Since it was issued three years ago by the Ninth Circuit Bankruptcy Appellate Panel, the Clear Channel decision (Clear Channel Outdoor, Inc. v. Knupfer (In re PW, LLC), 391 B.R. 25 (9th Cir. B.A.P. 2008)) has been widely criticized as "an aberration in well-settled bankruptcy jurisprudence." Before Clear Channel, conventional wisdom (and what most people perceived to be the law) supported the notion that a bankruptcy sale order that contained a good faith finding under Section 363(m) could not be disturbed on appeal. Clear Channel deeply shook all confidence in the finality of Section 363 sales. The decision has been assailed by various courts, but only recently has a district court within the same jurisdiction flatly refused to follow Clear Channel's "unpersuasive" logic.

In Clear Channel, the Bankruptcy Appellate Panel drew an arbitrary line between section 363(m) of the Bankruptcy Code, which insulates sales and transfers from appellate review, and section 363(f), which provides for sales free and clear of liens. The panel held that the appeal by Clear Channel, a junior lienholder whose lien was stripped by the sale, was not equitably moot, although the sale itself was final and unappealable. Thus, while the panel agreed with the longstanding notion that a court-approved sale cannot be judicially reviewed after it had been completed, appellants could appeal the lien-stripping component of the sale, thus stretching a previously short and efficient process into a potentially lengthy and burdensome affair.

Clear Channel was quickly and widely denounced by several courts around the country, such as the Sixth Circuit Bankruptcy Appellate Panel (In re Nashville Senior Living, LLC, 407 B.R. 222, 231 (6th Cir. B.A.P. 2009) (stating that the "overwhelming weight of authority disagrees" with Clear Channel's holding)) and the Eighth Circuit Court of Appeals (United States v. Asset Based Resource Grp., LLC, 612 F.3d 1017, 1019 (8th Cir. 2010) (quoting In re Nashville's characterization of Clear Channel as "an aberration")). These courts viewed the Clear Channel holding as severely undermining the finality of Section 363 sales, injecting uncertainty and instability into the process and ultimately chilling the bidding.

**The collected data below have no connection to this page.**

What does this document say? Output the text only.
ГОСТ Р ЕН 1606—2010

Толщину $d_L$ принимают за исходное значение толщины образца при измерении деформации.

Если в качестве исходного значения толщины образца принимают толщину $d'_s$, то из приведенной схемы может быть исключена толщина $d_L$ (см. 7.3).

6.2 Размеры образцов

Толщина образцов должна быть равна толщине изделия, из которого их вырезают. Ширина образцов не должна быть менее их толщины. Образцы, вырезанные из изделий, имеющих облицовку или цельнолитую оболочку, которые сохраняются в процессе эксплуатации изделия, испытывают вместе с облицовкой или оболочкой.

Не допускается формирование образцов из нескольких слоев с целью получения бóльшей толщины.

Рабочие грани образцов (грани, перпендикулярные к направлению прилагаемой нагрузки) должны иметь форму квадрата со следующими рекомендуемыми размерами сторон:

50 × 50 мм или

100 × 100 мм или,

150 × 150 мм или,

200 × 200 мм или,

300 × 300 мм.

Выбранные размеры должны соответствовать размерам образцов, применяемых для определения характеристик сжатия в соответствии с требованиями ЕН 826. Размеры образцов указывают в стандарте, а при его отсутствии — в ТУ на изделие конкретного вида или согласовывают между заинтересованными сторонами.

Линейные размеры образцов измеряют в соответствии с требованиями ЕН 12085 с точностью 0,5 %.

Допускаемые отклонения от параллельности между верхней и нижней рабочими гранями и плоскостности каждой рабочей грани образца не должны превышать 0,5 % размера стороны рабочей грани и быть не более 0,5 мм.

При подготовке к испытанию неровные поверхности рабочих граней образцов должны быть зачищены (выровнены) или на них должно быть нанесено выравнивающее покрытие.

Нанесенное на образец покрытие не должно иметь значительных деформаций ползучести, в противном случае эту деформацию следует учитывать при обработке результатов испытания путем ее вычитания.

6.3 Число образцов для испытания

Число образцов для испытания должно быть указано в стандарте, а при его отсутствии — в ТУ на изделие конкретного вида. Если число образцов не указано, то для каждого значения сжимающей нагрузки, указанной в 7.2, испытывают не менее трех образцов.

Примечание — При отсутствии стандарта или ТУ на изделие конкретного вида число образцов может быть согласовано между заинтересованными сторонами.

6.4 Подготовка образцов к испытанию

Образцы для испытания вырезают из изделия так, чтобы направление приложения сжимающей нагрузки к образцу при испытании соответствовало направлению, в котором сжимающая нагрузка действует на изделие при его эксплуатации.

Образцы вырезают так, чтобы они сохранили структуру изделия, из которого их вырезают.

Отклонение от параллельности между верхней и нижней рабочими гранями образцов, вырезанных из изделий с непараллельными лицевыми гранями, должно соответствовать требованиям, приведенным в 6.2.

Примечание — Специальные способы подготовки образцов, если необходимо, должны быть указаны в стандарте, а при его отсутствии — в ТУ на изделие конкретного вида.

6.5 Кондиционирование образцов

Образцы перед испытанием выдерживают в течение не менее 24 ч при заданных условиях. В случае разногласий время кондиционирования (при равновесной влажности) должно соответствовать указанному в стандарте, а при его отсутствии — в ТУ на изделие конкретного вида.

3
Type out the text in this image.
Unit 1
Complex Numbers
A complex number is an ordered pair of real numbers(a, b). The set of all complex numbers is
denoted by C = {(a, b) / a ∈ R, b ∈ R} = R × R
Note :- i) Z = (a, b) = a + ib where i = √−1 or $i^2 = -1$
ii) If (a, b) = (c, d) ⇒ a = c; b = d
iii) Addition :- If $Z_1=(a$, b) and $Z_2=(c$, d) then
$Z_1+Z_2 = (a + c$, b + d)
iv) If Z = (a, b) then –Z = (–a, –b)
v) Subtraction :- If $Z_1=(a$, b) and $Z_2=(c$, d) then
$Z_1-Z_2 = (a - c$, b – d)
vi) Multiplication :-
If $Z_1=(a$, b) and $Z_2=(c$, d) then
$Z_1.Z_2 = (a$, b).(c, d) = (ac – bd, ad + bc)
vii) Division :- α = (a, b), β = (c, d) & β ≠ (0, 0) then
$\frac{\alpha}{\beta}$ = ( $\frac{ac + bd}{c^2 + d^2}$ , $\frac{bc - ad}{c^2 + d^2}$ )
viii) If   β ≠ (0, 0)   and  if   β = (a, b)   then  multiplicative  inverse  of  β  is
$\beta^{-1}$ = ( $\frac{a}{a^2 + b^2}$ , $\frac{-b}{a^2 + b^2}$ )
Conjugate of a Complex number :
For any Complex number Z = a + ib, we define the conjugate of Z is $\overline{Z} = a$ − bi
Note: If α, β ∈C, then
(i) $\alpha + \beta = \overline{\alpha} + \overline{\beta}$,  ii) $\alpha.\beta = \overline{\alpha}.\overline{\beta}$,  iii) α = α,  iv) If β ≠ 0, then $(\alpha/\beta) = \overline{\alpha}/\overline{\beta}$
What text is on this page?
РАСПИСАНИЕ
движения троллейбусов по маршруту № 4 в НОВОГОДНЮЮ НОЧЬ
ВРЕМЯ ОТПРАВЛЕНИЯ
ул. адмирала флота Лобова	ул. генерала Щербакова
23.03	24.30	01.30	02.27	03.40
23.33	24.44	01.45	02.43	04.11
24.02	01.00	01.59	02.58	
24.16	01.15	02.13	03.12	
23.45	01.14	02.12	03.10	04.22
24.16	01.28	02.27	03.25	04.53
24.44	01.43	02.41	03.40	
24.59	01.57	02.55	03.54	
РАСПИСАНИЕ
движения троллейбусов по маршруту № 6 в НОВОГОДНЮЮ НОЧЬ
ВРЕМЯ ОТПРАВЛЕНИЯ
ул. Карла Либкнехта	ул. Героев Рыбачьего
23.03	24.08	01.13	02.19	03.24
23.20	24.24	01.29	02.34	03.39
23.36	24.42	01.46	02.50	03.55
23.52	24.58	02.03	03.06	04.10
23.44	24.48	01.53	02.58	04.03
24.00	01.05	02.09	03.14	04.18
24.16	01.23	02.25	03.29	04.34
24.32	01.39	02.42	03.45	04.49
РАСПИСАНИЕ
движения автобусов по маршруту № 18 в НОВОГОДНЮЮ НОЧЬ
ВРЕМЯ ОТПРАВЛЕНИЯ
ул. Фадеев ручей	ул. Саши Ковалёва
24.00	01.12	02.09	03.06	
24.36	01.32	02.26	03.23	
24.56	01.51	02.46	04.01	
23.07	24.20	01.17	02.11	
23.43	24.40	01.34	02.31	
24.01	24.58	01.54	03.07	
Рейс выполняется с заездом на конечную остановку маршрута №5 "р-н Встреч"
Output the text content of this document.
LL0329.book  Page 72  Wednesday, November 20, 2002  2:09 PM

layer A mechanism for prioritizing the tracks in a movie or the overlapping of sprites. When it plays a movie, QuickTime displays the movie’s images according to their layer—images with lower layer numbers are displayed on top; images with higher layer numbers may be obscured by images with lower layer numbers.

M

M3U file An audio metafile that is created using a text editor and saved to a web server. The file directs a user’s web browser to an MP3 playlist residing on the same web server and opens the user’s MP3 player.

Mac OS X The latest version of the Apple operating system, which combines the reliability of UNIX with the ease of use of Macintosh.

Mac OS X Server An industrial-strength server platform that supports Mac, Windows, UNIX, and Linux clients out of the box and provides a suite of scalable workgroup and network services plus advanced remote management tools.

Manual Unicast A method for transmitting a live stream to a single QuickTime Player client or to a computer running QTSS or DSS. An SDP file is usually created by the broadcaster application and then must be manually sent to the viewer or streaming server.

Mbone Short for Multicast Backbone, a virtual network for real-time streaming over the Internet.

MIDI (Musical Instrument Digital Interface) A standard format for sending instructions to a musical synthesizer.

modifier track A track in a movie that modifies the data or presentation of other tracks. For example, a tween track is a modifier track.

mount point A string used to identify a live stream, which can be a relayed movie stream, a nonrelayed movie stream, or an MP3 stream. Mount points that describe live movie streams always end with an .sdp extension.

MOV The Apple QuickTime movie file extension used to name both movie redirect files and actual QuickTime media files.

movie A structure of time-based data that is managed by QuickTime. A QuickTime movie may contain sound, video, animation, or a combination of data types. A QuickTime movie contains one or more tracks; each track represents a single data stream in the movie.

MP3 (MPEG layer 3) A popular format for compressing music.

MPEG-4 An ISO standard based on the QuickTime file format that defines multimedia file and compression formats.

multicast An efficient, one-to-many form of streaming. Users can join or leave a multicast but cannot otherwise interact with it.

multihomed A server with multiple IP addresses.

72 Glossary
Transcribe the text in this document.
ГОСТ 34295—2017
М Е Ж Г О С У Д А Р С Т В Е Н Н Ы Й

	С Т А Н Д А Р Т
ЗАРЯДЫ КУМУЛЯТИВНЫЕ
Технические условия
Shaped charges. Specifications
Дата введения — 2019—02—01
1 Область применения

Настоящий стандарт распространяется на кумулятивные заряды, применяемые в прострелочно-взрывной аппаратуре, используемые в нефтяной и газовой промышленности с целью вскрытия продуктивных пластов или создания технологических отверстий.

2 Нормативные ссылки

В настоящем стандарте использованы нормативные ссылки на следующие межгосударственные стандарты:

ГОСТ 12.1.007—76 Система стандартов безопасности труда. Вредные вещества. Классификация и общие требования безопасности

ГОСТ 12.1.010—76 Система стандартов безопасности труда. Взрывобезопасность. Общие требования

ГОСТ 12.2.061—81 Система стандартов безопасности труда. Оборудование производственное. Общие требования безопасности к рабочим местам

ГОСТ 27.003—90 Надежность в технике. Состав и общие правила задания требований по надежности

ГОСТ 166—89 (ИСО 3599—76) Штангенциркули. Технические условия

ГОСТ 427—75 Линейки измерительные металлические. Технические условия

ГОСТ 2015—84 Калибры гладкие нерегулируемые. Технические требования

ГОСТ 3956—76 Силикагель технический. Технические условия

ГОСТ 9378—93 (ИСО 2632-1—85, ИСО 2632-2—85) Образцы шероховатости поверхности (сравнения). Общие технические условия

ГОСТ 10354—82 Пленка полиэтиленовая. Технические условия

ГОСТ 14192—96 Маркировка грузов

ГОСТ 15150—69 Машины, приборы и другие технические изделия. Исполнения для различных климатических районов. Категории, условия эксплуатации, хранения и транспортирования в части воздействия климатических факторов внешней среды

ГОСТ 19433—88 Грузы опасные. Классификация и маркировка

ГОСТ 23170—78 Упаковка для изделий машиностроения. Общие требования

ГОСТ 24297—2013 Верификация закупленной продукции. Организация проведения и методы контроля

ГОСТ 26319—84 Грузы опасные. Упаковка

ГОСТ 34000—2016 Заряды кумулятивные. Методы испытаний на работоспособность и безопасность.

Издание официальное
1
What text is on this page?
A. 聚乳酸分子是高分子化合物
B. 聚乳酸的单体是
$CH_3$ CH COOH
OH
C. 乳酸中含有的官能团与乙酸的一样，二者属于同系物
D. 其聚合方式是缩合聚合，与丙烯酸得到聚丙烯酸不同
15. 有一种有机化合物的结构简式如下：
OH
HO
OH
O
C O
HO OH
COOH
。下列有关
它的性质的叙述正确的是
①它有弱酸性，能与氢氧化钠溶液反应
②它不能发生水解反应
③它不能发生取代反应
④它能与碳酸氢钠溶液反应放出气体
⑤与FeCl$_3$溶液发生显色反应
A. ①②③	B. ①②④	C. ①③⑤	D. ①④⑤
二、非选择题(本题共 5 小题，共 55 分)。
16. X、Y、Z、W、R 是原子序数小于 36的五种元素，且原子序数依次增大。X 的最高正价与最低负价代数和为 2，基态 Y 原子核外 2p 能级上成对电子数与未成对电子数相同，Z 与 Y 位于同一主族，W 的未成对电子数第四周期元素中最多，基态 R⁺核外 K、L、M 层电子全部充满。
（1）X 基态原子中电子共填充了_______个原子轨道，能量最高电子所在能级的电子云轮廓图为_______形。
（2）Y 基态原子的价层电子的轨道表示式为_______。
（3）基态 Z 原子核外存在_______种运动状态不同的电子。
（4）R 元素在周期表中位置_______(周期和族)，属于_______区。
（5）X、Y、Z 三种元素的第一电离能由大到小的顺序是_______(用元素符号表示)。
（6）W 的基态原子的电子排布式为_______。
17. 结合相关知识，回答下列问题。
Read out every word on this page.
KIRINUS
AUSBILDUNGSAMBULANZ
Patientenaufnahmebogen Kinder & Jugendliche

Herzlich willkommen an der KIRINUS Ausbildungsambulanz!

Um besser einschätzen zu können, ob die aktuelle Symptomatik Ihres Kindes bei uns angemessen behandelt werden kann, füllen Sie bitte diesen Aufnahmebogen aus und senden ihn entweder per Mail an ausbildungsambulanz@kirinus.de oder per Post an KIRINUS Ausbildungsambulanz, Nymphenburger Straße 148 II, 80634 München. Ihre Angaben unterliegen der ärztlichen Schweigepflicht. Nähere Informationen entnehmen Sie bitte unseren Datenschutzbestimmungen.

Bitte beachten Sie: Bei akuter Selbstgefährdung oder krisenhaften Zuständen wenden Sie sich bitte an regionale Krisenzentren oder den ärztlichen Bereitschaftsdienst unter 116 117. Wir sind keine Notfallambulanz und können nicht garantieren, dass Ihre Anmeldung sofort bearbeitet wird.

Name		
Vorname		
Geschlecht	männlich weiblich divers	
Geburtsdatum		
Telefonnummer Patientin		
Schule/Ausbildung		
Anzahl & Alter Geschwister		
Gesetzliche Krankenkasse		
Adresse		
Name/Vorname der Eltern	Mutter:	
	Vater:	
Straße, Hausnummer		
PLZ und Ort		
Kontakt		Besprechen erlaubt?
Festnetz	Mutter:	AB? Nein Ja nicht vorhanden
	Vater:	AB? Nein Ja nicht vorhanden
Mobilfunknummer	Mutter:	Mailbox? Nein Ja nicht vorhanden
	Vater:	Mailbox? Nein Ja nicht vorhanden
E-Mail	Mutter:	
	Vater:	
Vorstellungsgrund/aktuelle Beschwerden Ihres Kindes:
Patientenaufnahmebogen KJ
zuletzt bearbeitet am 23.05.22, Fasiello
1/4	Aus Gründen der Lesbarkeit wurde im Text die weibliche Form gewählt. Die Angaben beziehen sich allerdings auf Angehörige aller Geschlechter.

But not until now has a court in Clear Channel's own jurisdiction rejected that holding outright. The Clear Channel case originated in the Bankruptcy Court for the Central District of California. In two recent decisions, the District Court for the Central District of California found the Clear Channel decision to be "unpersuasive" and refused to follow it. In In re Thorpe Insulation Co., 2011 WL 1378537, *1 (C.D. Cal. April 11, 2011), the court took a first stab at Clear Channel by stating it has been "widely criticized" and that it is "generally unpersuasive." Shortly after, a different district judge in the same court issued a second opinion, In re NAMCO Capital Group, Inc., 2011 WL 2312090 (C.D. Cal. June 7, 2011), citing the uncompromising language used by other courts (but not citing Thorpe), and denouncing Clear Channel even more forcefully as resting on faulty logic.

Although these decisions by the district court do not directly overrule the bankruptcy appellate panel's Clear Channel holding, they serve as a powerful rebuke to its proponents. Section 363 sales are designed as a quick and efficient tool for maximizing the benefit to the estate. The finality of these sales is intended, among other things, to encourage bidders to extend their highest and best offers at the auction, knowing that the sale will not be second-guessed. While Clear Channel introduced an uncertainty into the process and opened the door to prolonged post-sale litigation, these recent district court decisions should reinstate confidence in the finality of the sale and all its attendant circumstances.